The objective for USO is for the average daily percentage change in USO’s net asset value (NAV) for any period of 30 successive valuation days to be within plus/minus 10% of the average daily percentage change in the price of the Benchmark Oil Futures Contract over the same period.
While the intent of an ETF like USO is to track the price of oil, there will be tracking variation that could be substantial at times.
An ETF like USO trades continuously, whereas the futures contracts the fund may hold have expiration dates. To facilitate continuity, a fund like USO will sell futures contracts close to their end date and replace those contracts with new contracts that are longer-dated. The futures contracts that USO owns spread out over a range of contract dates.
Why Trade an ETF?
ETFs like USO trade like shares of stock. That structure carries less risk than trading futures contracts directly. And you don’t need a futures account to trade an ETF like USO. You can even trade USO in retirement accounts like IRAs.
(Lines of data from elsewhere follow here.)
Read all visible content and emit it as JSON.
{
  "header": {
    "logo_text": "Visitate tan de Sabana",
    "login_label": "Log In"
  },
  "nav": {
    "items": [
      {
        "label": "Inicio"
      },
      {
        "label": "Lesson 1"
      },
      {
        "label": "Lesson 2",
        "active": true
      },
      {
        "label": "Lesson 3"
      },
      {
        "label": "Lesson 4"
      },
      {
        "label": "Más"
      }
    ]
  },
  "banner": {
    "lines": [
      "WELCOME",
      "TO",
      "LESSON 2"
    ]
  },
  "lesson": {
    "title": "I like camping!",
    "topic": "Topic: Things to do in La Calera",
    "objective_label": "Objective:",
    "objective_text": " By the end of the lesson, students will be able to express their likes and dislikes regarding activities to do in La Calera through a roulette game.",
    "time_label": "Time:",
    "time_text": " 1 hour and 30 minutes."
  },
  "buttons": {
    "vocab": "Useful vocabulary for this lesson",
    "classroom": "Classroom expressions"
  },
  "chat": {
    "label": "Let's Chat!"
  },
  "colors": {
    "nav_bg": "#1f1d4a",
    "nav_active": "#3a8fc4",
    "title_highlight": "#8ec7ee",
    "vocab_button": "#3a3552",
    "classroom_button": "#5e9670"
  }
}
Contango and Backwardation
We can visualize the futures term structure or the forward curve by plotting the prices of a series of futures contracts over time.
When longer-dated contracts are trading at a higher price than the front-month contract, that forward curve is in “contango.” Alternately, when longer-dated contracts are trading at a lower price than the front-month contract, the forward curve is in “backwardation.”
The front-month price and the longer-dated price will meet in the middle somewhere as time goes by. But that does not necessarily mean that oil prices will go down. Over time, the oil price can go up or down, and the forward curve will adjust.
Physical products like oil are often in contango because of the costs associated with storage and transportation. These costs are assumed to make oil for future delivery more expensive. But when near-term supply is constrained, the front-month contracts for sooner delivery can be more expensive, and the forward curve will be in backwardation.
An ETF like USO is maintained by rolling contracts forward over a 10-day period. The closer in contracts are sold, and farther dated contacts are purchased to replace them.
The gain or loss from completing those rolls creates a roll yield that can be either positive or negative.
Positive roll yield exists when a futures market is in backwardation when short-term contracts trade at a higher price than longer-dated contracts. When the market is in contango, the longer-term contracts are more expensive than short-term contracts, and roll yield will be negative.
Currently, the oil futures curve is in backwardation. The contract for one year away is trading nearly $25 lower than the front-month contract. That implies that supply is tighter now than expected in the future.
Backwardation can provide a bit of a tail-wind to an ETF like USO when the fund managers are selling relatively expensive short-dated contracts and replacing them with lower-price contracts dated further out.
After many years of buying and selling options using a wide variety of strategies ranging from the simple to complex, I find that a simple strategy like selling puts can be one of the easiest to manage and most reliable for generating regular profits. Don’t make it more complicated than it needs to be!